Um berufliche Teilhabe von psychisch Kranken geht es am Wochenende auf einer Tagung in Stuttgart. Ein Gespräch mit dem Landesvorsitzenden der Psychiatrie-Erfahrenen, Bernhard Dollerschell, über die Bedeutung von Arbeit für das Seelenleben – und wie ein guter Chef mit psychisch Kranken umgeht.

Familie/Bildung/Soziales: Viola Volland (vv)

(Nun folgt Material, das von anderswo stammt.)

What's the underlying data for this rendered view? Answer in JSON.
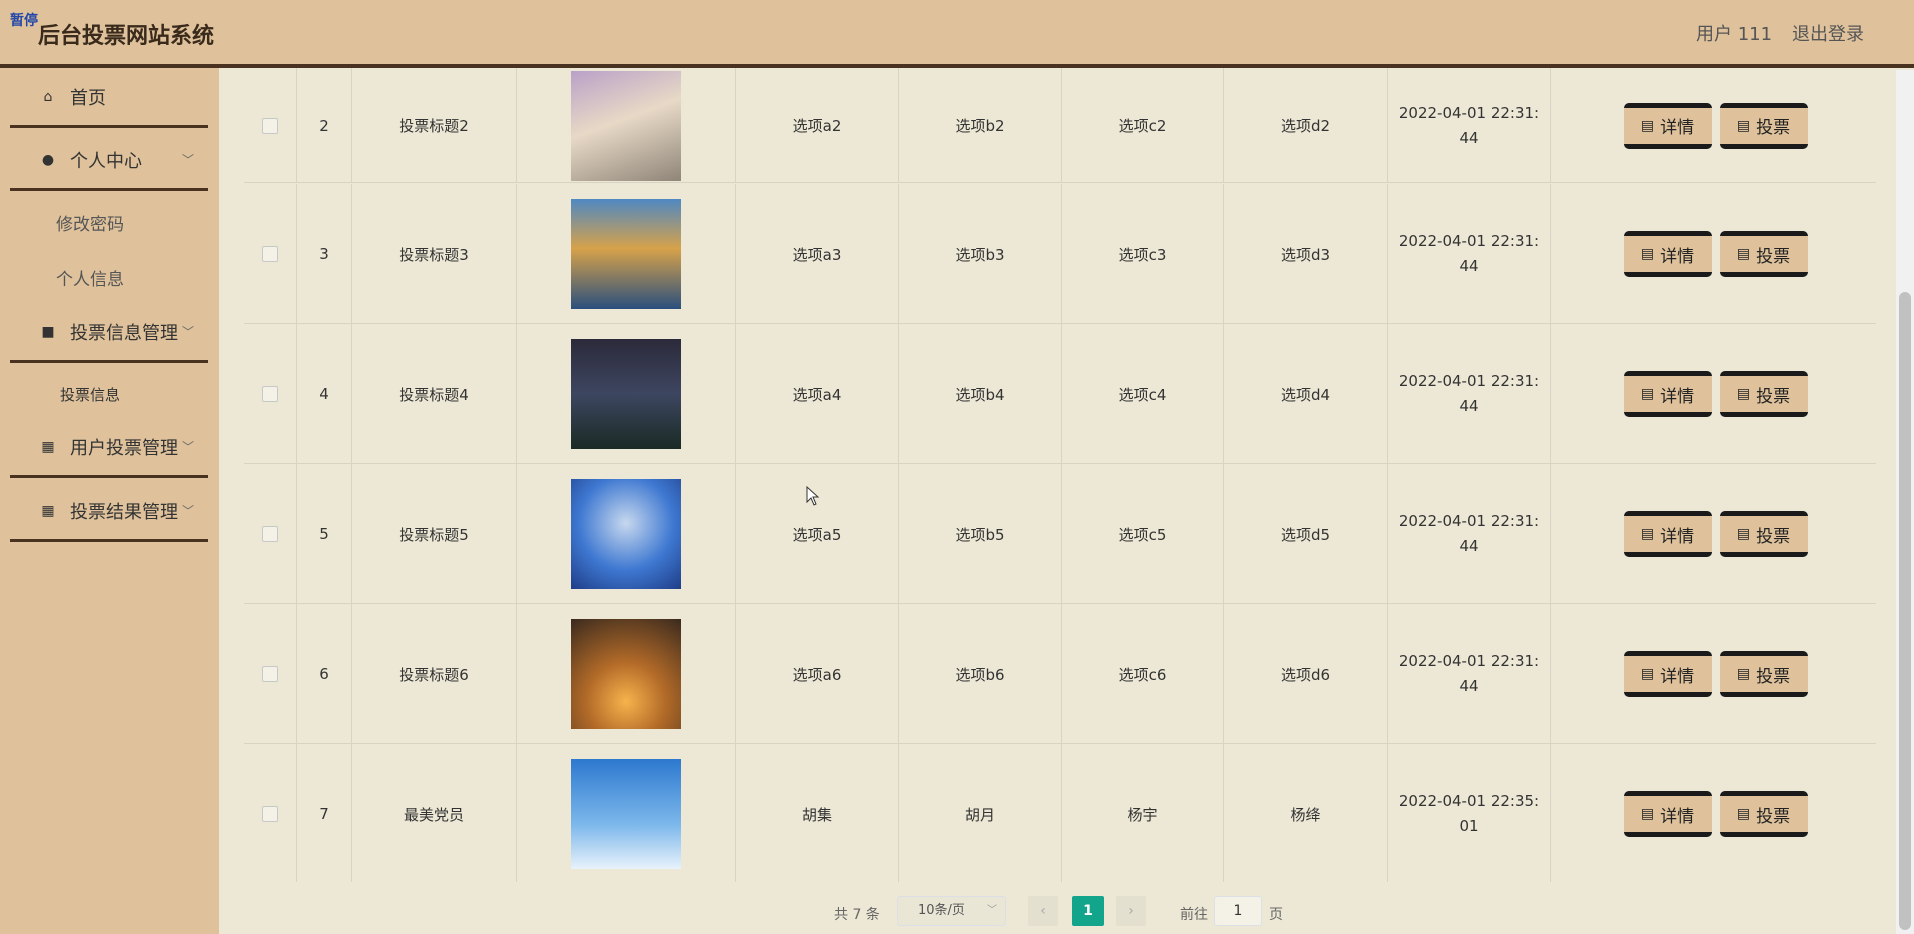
{
  "header": {
    "badge": "暂停",
    "title": "后台投票网站系统",
    "user": "用户 111",
    "logout": "退出登录"
  },
  "sidebar": {
    "home": "首页",
    "personal_center": "个人中心",
    "change_password": "修改密码",
    "personal_info": "个人信息",
    "vote_info_mgmt": "投票信息管理",
    "vote_info": "投票信息",
    "user_vote_mgmt": "用户投票管理",
    "vote_result_mgmt": "投票结果管理"
  },
  "table": {
    "detail_label": "详情",
    "vote_label": "投票",
    "rows": [
      {
        "index": "2",
        "title": "投票标题2",
        "a": "选项a2",
        "b": "选项b2",
        "c": "选项c2",
        "d": "选项d2",
        "time1": "2022-04-01 22:31:",
        "time2": "44"
      },
      {
        "index": "3",
        "title": "投票标题3",
        "a": "选项a3",
        "b": "选项b3",
        "c": "选项c3",
        "d": "选项d3",
        "time1": "2022-04-01 22:31:",
        "time2": "44"
      },
      {
        "index": "4",
        "title": "投票标题4",
        "a": "选项a4",
        "b": "选项b4",
        "c": "选项c4",
        "d": "选项d4",
        "time1": "2022-04-01 22:31:",
        "time2": "44"
      },
      {
        "index": "5",
        "title": "投票标题5",
        "a": "选项a5",
        "b": "选项b5",
        "c": "选项c5",
        "d": "选项d5",
        "time1": "2022-04-01 22:31:",
        "time2": "44"
      },
      {
        "index": "6",
        "title": "投票标题6",
        "a": "选项a6",
        "b": "选项b6",
        "c": "选项c6",
        "d": "选项d6",
        "time1": "2022-04-01 22:31:",
        "time2": "44"
      },
      {
        "index": "7",
        "title": "最美党员",
        "a": "胡集",
        "b": "胡月",
        "c": "杨宇",
        "d": "杨绛",
        "time1": "2022-04-01 22:35:",
        "time2": "01"
      }
    ]
  },
  "pagination": {
    "total": "共 7 条",
    "page_size": "10条/页",
    "current": "1",
    "goto_label": "前往",
    "goto_value": "1",
    "page_label": "页"
  }
}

Stuttgart - Um die berufliche Teilhabe von psychisch kranken Menschen geht es am Wochenende bei einer Tagung des Landesverbands Gemeindepsychiatrie und des Landesverbands der Psychiatrie-Erfahrenen beim CVJM Stuttgart. Ein Gespräch mit dem Landesvorsitzenden der Psychiatrie-Erfahrenen, Bernhard Dollerschell, (48) über die Bedeutung von Arbeit für das Seelenleben.

 
Herr Dollerschell, welche Botschaft geht von Ihrer Tagung aus?
Schon das Organisatorenteam aus Vertretern der Gemeindepsychiatrie und der Psychiatrie-Erfahrenen ist besonders. Wir begegnen uns allen auf Augenhöhe: Profis, Betroffene, Angehörige, Bürgerhelfer. Inhaltlich fordern wir mehr berufliche Teilhabe für psychisch kranke – auch für stark psychisch kranke Menschen.
Wie wichtig ist der Faktor Arbeit für die psychische Gesundheit?
Arbeit ist entscheidend. Sie gibt Tagesstruktur und Anerkennung. Ohne Arbeit fehlt Normalität, die gerade psychisch kranke Menschen brauchen. Nicht ohne Grund sind Arbeitslose besonders gefährdet, psychisch zu erkranken. Zu viel Arbeit kann aber auch krank machen. Heute sollen immer weniger Menschen immer mehr schaffen – ein Teil bleibt auf der Strecke.
. . . und muss sich dann Gedanken machen, wie man es dem Chef sagt. Offen gegenüber dem Arbeitgeber kommunizieren oder lieber abwarten. Was raten Sie?
Das kommt drauf an. Oft ist es ja gar nicht möglich, die Krankheit zu verheimlichen. Bei meiner Depression wäre das zumindest nicht gegangen. Bei großen Betrieben hat sich vieles positiv entwickelt, sie haben oft ein Gesundheitsmanagement eingeführt. Aber weiterhin gibt es leider Chefs, die ungern psychisch Kranke beschäftigen. Da kann die Diagnose ins Aus führen. Problematisch ist es, wenn die Betroffenen keine professionelle Hilfe annehmen – aus Angst, ein Kollege könnte etwas mitbekommen.
Wie hatte Ihr Arbeitgeber reagiert?
Nicht gut. Ich befand mich schnell auf der Rolltreppe abwärts – schließlich wurde ich als 40-Jähriger frühpensioniert. Dabei können psychisch Kranke wieder Leistung bringen, wenn man sie richtig begleitet.
Wie macht es ein Chef besser?
Er ermöglicht den langsamen Wiedereinstieg – und achtet darauf, dass das eingehalten wird. Geduld ist wichtig. Ich zum Beispiel bin gesundheitlich stabil und wieder so leistungsfähig wie früher. Ich gebe aber weiter gut auf mich acht, dass ich mich nicht überfordere und genügend schlafe.
Was ist mit stark psychisch Kranken – wie integriert man sie?
Zum Beispiel über Reha-Einrichtungen oder indem man sie mithilfe eines Coaches in der Firma betreut. Nur gibt es zu wenige Firmen, die da bisher mitmachen. Dabei zeigt sich, dass die Teilnehmer eine hohe Loyalität zum Unternehmen auszeichnet.